- Relator(a)
- Ministra Daniela Teixeira
- Órgão julgador
- Quinta Turma
- Data do julgamento
- 11/02/2025
- Data de publicação
- 25/02/2025
STJ – Acórdão, Rel. Ministra Daniela Teixeira, Quinta Turma, j. 11/02/2025, p. 25/02/2025
DIREITO PROCESSUAL PENAL. HABEAS CORPUS SUBSTITUTIVO DE RECURSO PRÓPRIO. HOMICÍDIO QUALIFICADO. DESPRONÚNCIA. VIOLAÇÃO DO ART. 155 DO CÓDIGO DE PROCESSO PENAL. INOCORRÊNCIA. OUTROS ELEMENTOS. INDÍCIOS SUFICIENTES DE AUTORIA E MATERIALIDADE. AUSÊNCIA DE FLAGRANTE ILEGALIDADE. ORDEM DENEGADA. I. CASO EM EXAME 1. Habeas corpus impetrado em favor de paciente pronunciado pela suposta prática de homicídio qualificado, sob a alegação de que a decisão de pronúncia estaria fundamentada exclusivamente em elementos colhidos na fase inquisitorial, em violação ao art. 155 do Código de Processo Penal (CPP).

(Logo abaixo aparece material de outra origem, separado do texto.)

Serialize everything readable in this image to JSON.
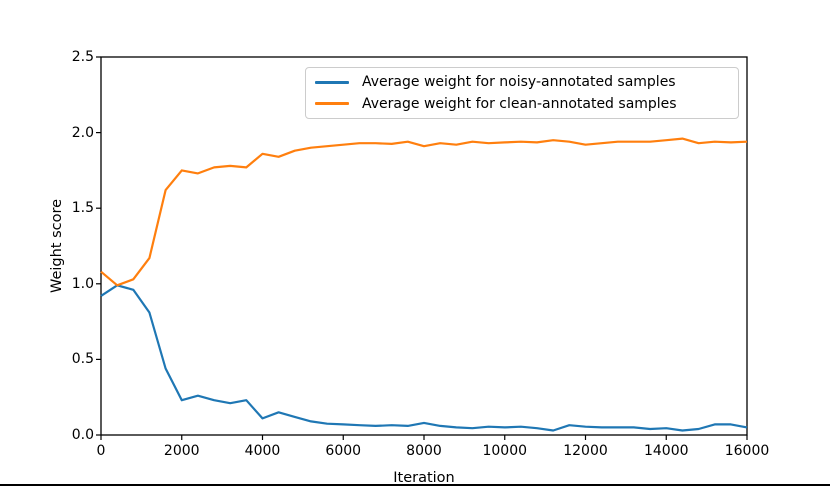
{
  "chart_data": {
    "type": "line",
    "title": "",
    "xlabel": "Iteration",
    "ylabel": "Weight score",
    "xlim": [
      0,
      16000
    ],
    "ylim": [
      0.0,
      2.5
    ],
    "x_ticks": [
      0,
      2000,
      4000,
      6000,
      8000,
      10000,
      12000,
      14000,
      16000
    ],
    "x_tick_labels": [
      "0",
      "2000",
      "4000",
      "6000",
      "8000",
      "10000",
      "12000",
      "14000",
      "16000"
    ],
    "y_ticks": [
      0.0,
      0.5,
      1.0,
      1.5,
      2.0,
      2.5
    ],
    "y_tick_labels": [
      "0.0",
      "0.5",
      "1.0",
      "1.5",
      "2.0",
      "2.5"
    ],
    "grid": false,
    "legend_position": "upper right",
    "x": [
      0,
      400,
      800,
      1200,
      1600,
      2000,
      2400,
      2800,
      3200,
      3600,
      4000,
      4400,
      4800,
      5200,
      5600,
      6000,
      6400,
      6800,
      7200,
      7600,
      8000,
      8400,
      8800,
      9200,
      9600,
      10000,
      10400,
      10800,
      11200,
      11600,
      12000,
      12400,
      12800,
      13200,
      13600,
      14000,
      14400,
      14800,
      15200,
      15600,
      16000
    ],
    "series": [
      {
        "name": "Average weight for noisy-annotated samples",
        "color": "#1f77b4",
        "values": [
          0.92,
          0.99,
          0.96,
          0.81,
          0.44,
          0.23,
          0.26,
          0.23,
          0.21,
          0.23,
          0.11,
          0.15,
          0.12,
          0.09,
          0.075,
          0.07,
          0.065,
          0.06,
          0.065,
          0.06,
          0.08,
          0.06,
          0.05,
          0.045,
          0.055,
          0.05,
          0.055,
          0.045,
          0.03,
          0.065,
          0.055,
          0.05,
          0.05,
          0.05,
          0.04,
          0.045,
          0.03,
          0.04,
          0.07,
          0.07,
          0.05
        ]
      },
      {
        "name": "Average weight for clean-annotated samples",
        "color": "#ff7f0e",
        "values": [
          1.08,
          0.99,
          1.03,
          1.17,
          1.62,
          1.75,
          1.73,
          1.77,
          1.78,
          1.77,
          1.86,
          1.84,
          1.88,
          1.9,
          1.91,
          1.92,
          1.93,
          1.93,
          1.925,
          1.94,
          1.91,
          1.93,
          1.92,
          1.94,
          1.93,
          1.935,
          1.94,
          1.935,
          1.95,
          1.94,
          1.92,
          1.93,
          1.94,
          1.94,
          1.94,
          1.95,
          1.96,
          1.93,
          1.94,
          1.935,
          1.94
        ]
      }
    ]
  }
}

Requerimento de anulação da pronúncia e afastamento das qualificadoras. II. QUESTÃO EM DISCUSSÃO 2. Há duas questões em discussão: (i) definir se o habeas corpus pode ser utilizado como substituto de recurso próprio para questionar a decisão de pronúncia; e (ii) verificar se a pronúncia do paciente está fundamentada exclusivamente em provas colhidas na fase inquisitorial, em afronta ao art. 155 do CPP. III. RAZÕES DE DECIDIR 3. O habeas corpus não pode ser utilizado como substitutivo de recurso próprio ou revisão criminal, salvo em casos excepcionais de flagrante ilegalidade. Precedentes do Superior Tribunal de Justiça e do Supremo Tribunal Federal. 4. A decisão de pronúncia não exige juízo de certeza, mas apenas a demonstração da materialidade do fato e a existência de indícios suficientes de autoria, conforme disciplina o art. 413 do CPP. 5. O art. 155 do CPP não veda, de forma absoluta, a utilização de elementos colhidos na fase inquisitorial, desde que corroborados por provas produzidas sob o crivo do contraditório na fase judicial. 6. A análise da prova pelo Tribunal de origem indicou a existência de elementos suficientes para a pronúncia, demonstrando que a decisão não se fundamentou exclusivamente em prova inquisitorial, afastando qualquer nulidade. 7. A revisão do conjunto probatório demandaria dilação probatória, o que é inviável na via estreita do habeas corpus. IV. DISPOSITIVO 8. Habeas corpus denegada. (HC n. 849.984/RS, relatora Ministra Daniela Teixeira, Quinta Turma, julgado em 11/2/2025, DJEN de 25/2/2025.)